Some of these atrocities came to light at the Truth and Reconciliation Commission. In one confession, former MK commander and defence minister Joe Modise said that sexual abuse in MK camps was a “very serious problem” — but maintained that leaders had acted on such abuses.
“Some of the camp commanders took advantage of their positions and started asking or pressuring some of the young ladies to do them favours,” Modise said. “I think it is understood what type of favours I am talking about. Some commanders had been removed for this. So it was a problem that was addressed by the movement and its armed personnel.”
Modise tried to explain this by saying that men in the camps struggled to find women they could pursue.
“It is the kind of problem that manifests itself in places such as camps, very far from home, isolated, in hostile areas, and the difficulty of young men going out into the towns to go and look for young ladies was rather limited, because there were ambushes also on the way.”
A similar remark was made by former MK commissar Andrew Masondo, who testified at the TRC about violations against women in the Quatro MK camp in Angola, where illdisciplined MK members were sent to be corrected. But Masondo was criticised for his comments on sexual violence during his testimony.
“In Angola there are at one time 22 women in a group of more than 1000 people. There was an allegation that commanders were misusing women. The law of supply and demand must have created some problems,” he said.
When Thabo Mbeki, who was deputy president at the time, presented the ANC’s report to the TRC he also said that those in MK accused of “gender-specific violence” were punished. He did not, however, specify what the offences were or what punishment was meted out.
MK and ANC leaders, including Chris Hani, visited MK camps after allegations of sexual assault began to emerge. In her own testimony, Gertrude Shope, a former ANC Women’s League leader, said that members of the league would visit the camps to assist women.
But Teddy Williams, an MK commander who was trained in the Soviet Union, told the TRC that he was punished when he tried to speak out about sexual violence in the Quatro camp. Williams said that section commanders used to call women and “do what they wished to them”. Those who objected were secretly targeted.
Despite these admissions, women were still reluctant to testify at the TRC. When current ANC deputy secretary general Jessie Duarte came before the TRC, she said that women were silenced by the liberation movement itself during the anti-apartheid struggle and that other women activists were complicit.
“If women said that they were raped, they were regarded as having sold out to the system in one way or another,” Duarte said.
But there were some brave women who spoke about their trauma for the first time at the TRC.
Lita Mazibuko, an MK member who organised safe routes for comrades over the South African border into Swaziland, recounted three occasions when she was raped.
During one operation, a comrade had died crossing the border and the movement suspected she was a spy. Mazibuko was eventually cleared, but she suffered brutally. She spoke of a man named Mashego who raped her in Swaziland and also told the TRC about another horrific rape.
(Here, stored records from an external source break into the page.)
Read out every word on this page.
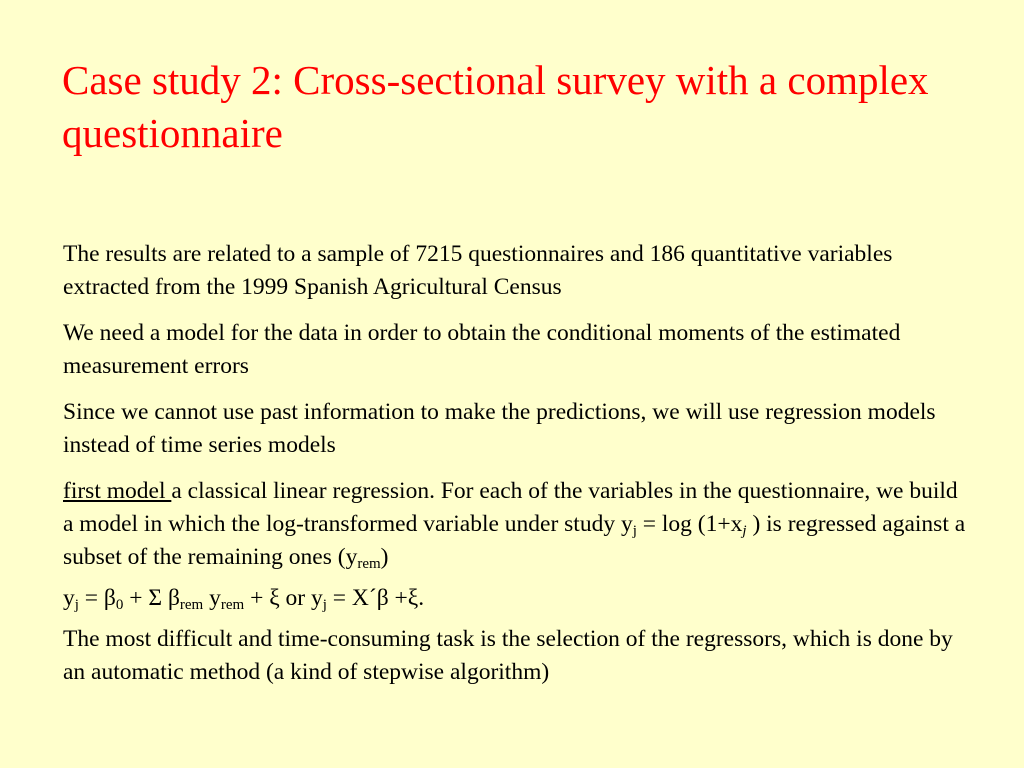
Case study 2: Cross-sectional survey with a complex questionnaire

The results are related to a sample of 7215 questionnaires and 186 quantitative variables extracted from the 1999 Spanish Agricultural Census

We need a model for the data in order to obtain the conditional moments of the estimated measurement errors

Since we cannot use past information to make the predictions, we will use regression models instead of time series models

first model a classical linear regression. For each of the variables in the questionnaire, we build a model in which the log-transformed variable under study $y_j = \log (1+x_j$ ) is regressed against a subset of the remaining ones $(y_{rem})$

$y_j = \beta_0 + \Sigma$ $\beta_{rem}$ $y_{rem} + \xi$ or $y_j$ = X´β +ξ.

The most difficult and time-consuming task is the selection of the regressors, which is done by an automatic method (a kind of stepwise algorithm)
“And there was another one by the name of Tebogo, who was also very young. He raped me and he also cut my genitals. He cut through my genitals and they were cut open and he put me in a certain room and he tied my hands, my legs, they were apart. He also tied my neck and he would also pour Dettol over my genitals,” Mazibuko said. “The pain that I experienced, I have never spoken about this. I have never even told my children about this. It is the very first time that I speak about this.”
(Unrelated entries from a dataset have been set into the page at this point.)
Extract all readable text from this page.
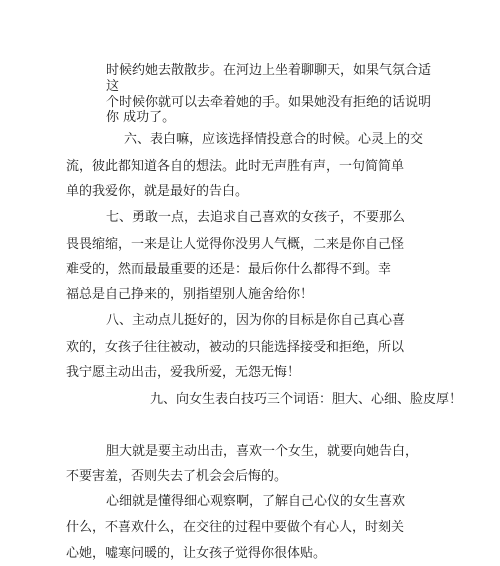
时候约她去散散步。在河边上坐着聊聊天，如果气氛合适
这
个时候你就可以去牵着她的手。如果她没有拒绝的话说明
你 成功了。
六、表白嘛，应该选择情投意合的时候。心灵上的交
流，彼此都知道各自的想法。此时无声胜有声，一句简简单
单的我爱你，就是最好的告白。
七、勇敢一点，去追求自己喜欢的女孩子，不要那么
畏畏缩缩，一来是让人觉得你没男人气概，二来是你自己怪
难受的，然而最最重要的还是：最后你什么都得不到。幸
福总是自己挣来的，别指望别人施舍给你！
八、主动点儿挺好的，因为你的目标是你自己真心喜
欢的，女孩子往往被动，被动的只能选择接受和拒绝，所以
我宁愿主动出击，爱我所爱，无怨无悔！
九、向女生表白技巧三个词语：胆大、心细、脸皮厚！
胆大就是要主动出击，喜欢一个女生，就要向她告白，
不要害羞，否则失去了机会会后悔的。
心细就是懂得细心观察啊，了解自己心仪的女生喜欢
什么，不喜欢什么，在交往的过程中要做个有心人，时刻关
心她，嘘寒问暖的，让女孩子觉得你很体贴。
ANC members allegedly attempted to silence her. She said that, two weeks before her testimony, Mathews Phosa — who was Mpumalanga premier at the time — told her he “has a right to protect” the ANC.
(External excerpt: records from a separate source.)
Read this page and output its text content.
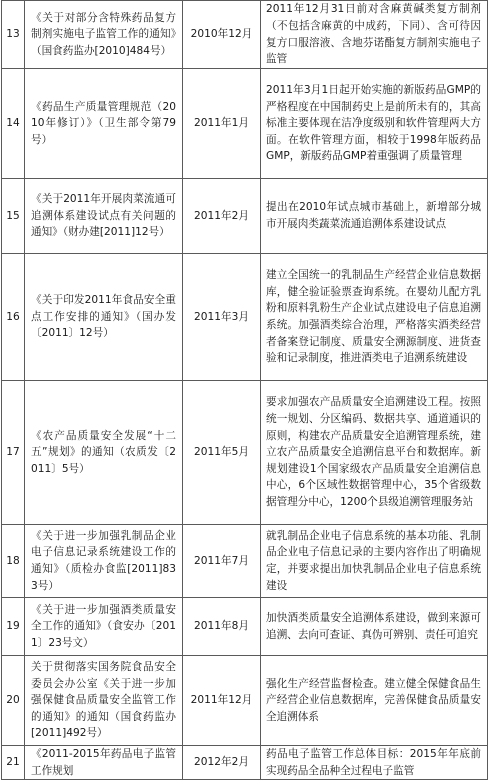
13	《关于对部分含特殊药品复方制剂实施电子监管工作的通知》（国食药监办[2010]484号）	2010年12月	2011年12月31日前对含麻黄碱类复方制剂（不包括含麻黄的中成药，下同）、含可待因复方口服溶液、含地芬诺酯复方制剂实施电子监管

14	《药品生产质量管理规范（2010年修订）》（卫生部令第79号）	2011年1月	2011年3月1日起开始实施的新版药品GMP的严格程度在中国制药史上是前所未有的，其高标准主要体现在洁净度级别和软件管理两大方面。在软件管理方面，相较于1998年版药品GMP，新版药品GMP着重强调了质量管理

15	《关于2011年开展肉菜流通可追溯体系建设试点有关问题的通知》（财办建[2011]12号）	2011年2月	提出在2010年试点城市基础上，新增部分城市开展肉类蔬菜流通追溯体系建设试点

16	《关于印发2011年食品安全重点工作安排的通知》（国办发〔2011〕12号）	2011年3月	建立全国统一的乳制品生产经营企业信息数据库，健全验证验票查询系统。在婴幼儿配方乳粉和原料乳粉生产企业试点建设电子信息追溯系统。加强酒类综合治理，严格落实酒类经营者备案登记制度、质量安全溯源制度、进货查验和记录制度，推进酒类电子追溯系统建设

17	《农产品质量安全发展“十二五”规划》的通知（农质发〔2011〕5号）	2011年5月	要求加强农产品质量安全追溯建设工程。按照统一规划、分区编码、数据共享、通道通识的原则，构建农产品质量安全追溯管理系统，建立农产品质量安全追溯信息平台和数据库。新规划建设1个国家级农产品质量安全追溯信息中心，6个区域性数据管理中心，35个省级数据管理分中心，1200个县级追溯管理服务站

18	《关于进一步加强乳制品企业电子信息记录系统建设工作的通知》（质检办食监[2011]833号）	2011年7月	就乳制品企业电子信息系统的基本功能、乳制品企业电子信息记录的主要内容作出了明确规定，并要求提出加快乳制品企业电子信息系统建设

19	《关于进一步加强酒类质量安全工作的通知》（食安办〔2011〕23号文）	2011年8月	加快酒类质量安全追溯体系建设，做到来源可追溯、去向可查证、真伪可辨别、责任可追究

20	关于贯彻落实国务院食品安全委员会办公室《关于进一步加强保健食品质量安全监管工作的通知》的通知（国食药监办[2011]492号）	2011年12月	强化生产经营监督检查。建立健全保健食品生产经营企业信息数据库，完善保健食品质量安全追溯体系

21	《2011-2015年药品电子监管工作规划	2012年2月	药品电子监管工作总体目标：2015年年底前实现药品全品种全过程电子监管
Mazibuko’s harrowing testimony could not defeat the silence that hung over the TRC from women who could not speak about the violence they faced. Higher Education Minister Hlengiwe Mkhize was a TRC commissioner. She listened to the testimonies and commented that the “submissions had fail[ed] women” because the silence remained deafening.
During the TRC hearings, members of the Pan Africanist Congress’s armed wing, the Azanian People’s Liberation Army (Apla), maintained that rape was never condoned. They said that, if any member was found to be guilty, then the TRC should not hesitate to deny them amnesty.
“Rape is not accommodated and was never accommodated and I think we are among the few liberation movements in the world that never experienced that in our camps,” one Apla delegate testified.